I have been the fat mom my son's entire life. (He's 16.) I've seen and heard what kids have told him about me and I can totally relate. It's sooooo sad, and I feel for my daughter who is 7 and hasn't heard much yet, thank God. But, I've deliberately stayed away from most school things because of it. :(

Laura said...

I can't really relate to this but I understand what your saying.

Autumnforest said...

My parents were old when they had me, they looked ancient. People constantly called them my grandparents and I envied my friends with parents who were half their age. I cringed on parents night. My best friend had a young mom--her mom wore hippie miniskirts and acted like a teen. My friend wanted to crawl under a rock as her mom competed with her. She dread parents night. I had a friend whose dad like to tell embarrassing jokes. He cringed. He didn't want him coming to parents night. Now, considering 1/3 of all Americans are obese, weight makes you pretty common. It's really nothing to be worried about. So long as you don't have a nasty personality, obnoxious habits, or are an irritable prickly person and you're a friendly, loving, and helpful person, your child will be relieved to have you for a mommy on parents night.

Lee said...

I'm over 300 pounds right now. I have 6 children, all of whom have a "fat mother".

I'm going to be enrolling my daughter in ballet soon. And I'm seriously considering enrolling myself in ballet too. I've always wanted to learn ballet.

I've learned I can't buy clothes that will fit someday. And I'm trying to learn right now that I can't "PAUSE" life just because I'm fat.
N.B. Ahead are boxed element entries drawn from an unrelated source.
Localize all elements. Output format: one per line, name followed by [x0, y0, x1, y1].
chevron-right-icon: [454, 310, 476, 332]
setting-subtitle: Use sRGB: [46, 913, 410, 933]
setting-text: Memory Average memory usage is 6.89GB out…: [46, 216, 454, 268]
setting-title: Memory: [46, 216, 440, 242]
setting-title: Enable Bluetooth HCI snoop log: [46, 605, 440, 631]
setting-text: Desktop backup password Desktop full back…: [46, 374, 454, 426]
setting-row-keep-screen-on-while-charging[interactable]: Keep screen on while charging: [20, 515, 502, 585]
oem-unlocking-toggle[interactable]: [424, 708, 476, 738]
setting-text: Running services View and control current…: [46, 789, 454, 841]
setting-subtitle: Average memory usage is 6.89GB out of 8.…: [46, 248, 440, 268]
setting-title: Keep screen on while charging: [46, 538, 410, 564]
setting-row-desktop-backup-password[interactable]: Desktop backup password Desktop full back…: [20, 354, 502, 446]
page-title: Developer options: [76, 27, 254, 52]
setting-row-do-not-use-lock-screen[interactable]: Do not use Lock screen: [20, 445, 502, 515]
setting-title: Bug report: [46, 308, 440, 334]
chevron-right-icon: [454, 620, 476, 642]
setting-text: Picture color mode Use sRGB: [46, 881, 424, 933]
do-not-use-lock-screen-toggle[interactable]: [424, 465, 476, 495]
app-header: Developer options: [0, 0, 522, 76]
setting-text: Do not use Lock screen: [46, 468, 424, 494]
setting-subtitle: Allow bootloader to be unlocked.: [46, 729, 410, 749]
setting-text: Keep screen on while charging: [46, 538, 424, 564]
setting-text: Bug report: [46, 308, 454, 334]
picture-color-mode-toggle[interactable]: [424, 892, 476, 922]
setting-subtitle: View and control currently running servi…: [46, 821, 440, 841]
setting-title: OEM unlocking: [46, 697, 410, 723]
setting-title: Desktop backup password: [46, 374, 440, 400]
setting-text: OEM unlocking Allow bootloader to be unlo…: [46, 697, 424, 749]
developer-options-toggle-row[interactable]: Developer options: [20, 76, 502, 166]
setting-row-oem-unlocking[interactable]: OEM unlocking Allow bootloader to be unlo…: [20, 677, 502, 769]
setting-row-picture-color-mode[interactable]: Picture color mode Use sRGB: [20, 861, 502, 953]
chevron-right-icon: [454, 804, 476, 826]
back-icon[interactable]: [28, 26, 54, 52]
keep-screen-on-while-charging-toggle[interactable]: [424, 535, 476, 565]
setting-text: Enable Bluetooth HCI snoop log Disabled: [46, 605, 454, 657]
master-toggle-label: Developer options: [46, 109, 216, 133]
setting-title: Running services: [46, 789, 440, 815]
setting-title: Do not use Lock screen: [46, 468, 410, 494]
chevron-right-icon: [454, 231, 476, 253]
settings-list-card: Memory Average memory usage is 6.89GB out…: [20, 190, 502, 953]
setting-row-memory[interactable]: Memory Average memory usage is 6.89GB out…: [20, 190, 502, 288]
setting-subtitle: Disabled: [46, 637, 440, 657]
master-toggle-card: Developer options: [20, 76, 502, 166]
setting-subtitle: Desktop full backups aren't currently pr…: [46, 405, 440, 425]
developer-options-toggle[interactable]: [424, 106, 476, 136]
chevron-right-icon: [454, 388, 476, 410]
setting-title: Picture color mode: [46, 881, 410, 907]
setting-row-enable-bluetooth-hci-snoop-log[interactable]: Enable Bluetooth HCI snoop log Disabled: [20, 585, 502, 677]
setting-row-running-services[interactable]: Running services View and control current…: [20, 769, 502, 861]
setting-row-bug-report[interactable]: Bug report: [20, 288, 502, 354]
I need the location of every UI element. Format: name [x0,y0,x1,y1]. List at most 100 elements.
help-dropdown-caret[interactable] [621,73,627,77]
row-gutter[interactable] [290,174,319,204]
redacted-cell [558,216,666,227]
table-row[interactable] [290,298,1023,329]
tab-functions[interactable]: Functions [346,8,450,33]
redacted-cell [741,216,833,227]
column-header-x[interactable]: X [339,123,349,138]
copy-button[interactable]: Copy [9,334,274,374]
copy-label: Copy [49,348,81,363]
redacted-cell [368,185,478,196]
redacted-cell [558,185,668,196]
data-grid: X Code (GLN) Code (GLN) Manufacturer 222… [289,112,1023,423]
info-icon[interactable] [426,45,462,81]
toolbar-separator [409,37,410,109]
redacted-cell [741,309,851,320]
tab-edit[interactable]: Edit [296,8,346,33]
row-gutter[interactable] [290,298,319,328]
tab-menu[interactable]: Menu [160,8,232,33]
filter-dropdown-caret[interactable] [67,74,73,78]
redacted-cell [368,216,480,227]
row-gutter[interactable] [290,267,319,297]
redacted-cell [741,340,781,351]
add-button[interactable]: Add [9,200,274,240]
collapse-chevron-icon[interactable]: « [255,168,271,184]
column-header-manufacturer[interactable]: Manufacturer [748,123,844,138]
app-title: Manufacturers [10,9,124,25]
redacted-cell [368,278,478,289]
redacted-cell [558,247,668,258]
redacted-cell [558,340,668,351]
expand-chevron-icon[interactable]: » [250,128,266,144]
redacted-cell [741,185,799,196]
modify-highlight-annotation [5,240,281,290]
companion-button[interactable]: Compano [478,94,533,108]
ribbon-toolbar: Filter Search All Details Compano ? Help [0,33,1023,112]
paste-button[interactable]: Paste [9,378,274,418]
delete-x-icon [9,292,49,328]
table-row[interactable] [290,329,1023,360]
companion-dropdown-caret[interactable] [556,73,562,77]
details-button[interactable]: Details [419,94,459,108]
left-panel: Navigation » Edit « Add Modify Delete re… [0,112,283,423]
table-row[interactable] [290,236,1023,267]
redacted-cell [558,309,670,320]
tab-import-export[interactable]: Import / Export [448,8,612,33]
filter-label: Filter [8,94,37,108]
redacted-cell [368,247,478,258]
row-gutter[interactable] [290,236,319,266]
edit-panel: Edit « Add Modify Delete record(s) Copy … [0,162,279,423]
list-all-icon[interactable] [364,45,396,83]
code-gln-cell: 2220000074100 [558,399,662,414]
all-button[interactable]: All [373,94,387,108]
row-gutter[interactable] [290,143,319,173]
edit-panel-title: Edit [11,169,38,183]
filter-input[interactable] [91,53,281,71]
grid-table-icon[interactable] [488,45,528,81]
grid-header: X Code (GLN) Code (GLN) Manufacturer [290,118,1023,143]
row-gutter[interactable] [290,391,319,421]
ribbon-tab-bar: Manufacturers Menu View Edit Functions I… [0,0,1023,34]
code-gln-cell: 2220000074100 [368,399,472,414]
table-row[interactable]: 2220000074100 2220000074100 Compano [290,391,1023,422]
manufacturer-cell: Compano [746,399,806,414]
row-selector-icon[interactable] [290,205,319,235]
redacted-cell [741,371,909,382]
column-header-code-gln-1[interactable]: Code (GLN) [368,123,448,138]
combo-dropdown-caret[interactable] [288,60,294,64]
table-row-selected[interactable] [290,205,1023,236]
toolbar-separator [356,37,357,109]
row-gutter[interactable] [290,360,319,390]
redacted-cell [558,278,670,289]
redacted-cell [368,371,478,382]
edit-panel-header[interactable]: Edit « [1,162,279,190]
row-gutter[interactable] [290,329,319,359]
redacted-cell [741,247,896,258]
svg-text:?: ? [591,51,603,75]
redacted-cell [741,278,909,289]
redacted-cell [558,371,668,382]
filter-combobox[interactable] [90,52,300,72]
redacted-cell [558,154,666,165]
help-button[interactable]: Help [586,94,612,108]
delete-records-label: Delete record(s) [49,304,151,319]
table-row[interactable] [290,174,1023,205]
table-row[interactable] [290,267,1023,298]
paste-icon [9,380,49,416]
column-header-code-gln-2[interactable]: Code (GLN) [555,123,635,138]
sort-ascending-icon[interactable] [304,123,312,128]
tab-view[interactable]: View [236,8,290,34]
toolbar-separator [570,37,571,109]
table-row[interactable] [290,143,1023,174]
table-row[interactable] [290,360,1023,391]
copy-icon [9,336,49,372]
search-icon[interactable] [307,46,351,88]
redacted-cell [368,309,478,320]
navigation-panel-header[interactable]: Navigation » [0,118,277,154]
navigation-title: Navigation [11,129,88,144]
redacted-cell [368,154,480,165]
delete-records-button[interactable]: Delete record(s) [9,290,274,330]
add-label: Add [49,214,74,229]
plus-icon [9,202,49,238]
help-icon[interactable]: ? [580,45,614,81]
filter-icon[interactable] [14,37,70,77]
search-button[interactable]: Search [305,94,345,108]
In short, if you make your daughter's kindergarten debut a reason to lose weight, your efforts will be in vain (unless they somehow kickstart some real emotional reasons for weight loss).

100togo said...

Well, first of all, being overweight in no way has to be equated with jeans with a hole in them, greasy skin and hair parted once over. Heaven forbid! You can still be good-looking and well-dressed even when heavy! I try to be! I hate that that's the stereotype for overweight women ... heavier women can still look pretty dang good!

But I do understand about the feeling of shame that can come when you are heavier, like you might embarress someone you are with. Wow ... that's a hard one. Kids are so mean, and so observant. I remember that my nieces used to be told by my sister, their Mom, to never mention my weight. Well, being small and honest, they noticed. And wanted to talk about it. So I gave them the freedom to talk about it ... yes, Auntie's fat. All people are different. That's okay. I think they accept me more now that I have just learned to be honest with them. But sometimes I am afraid that they will succumb to a peer pressure to look down on me for my weight. I hope not.

I want to lose ... but not for the reasons of society pressures ... but because it will make me feel better. I just know that putting the shame on myself does not work!

Those are my thoughts stemming from your post. Take care!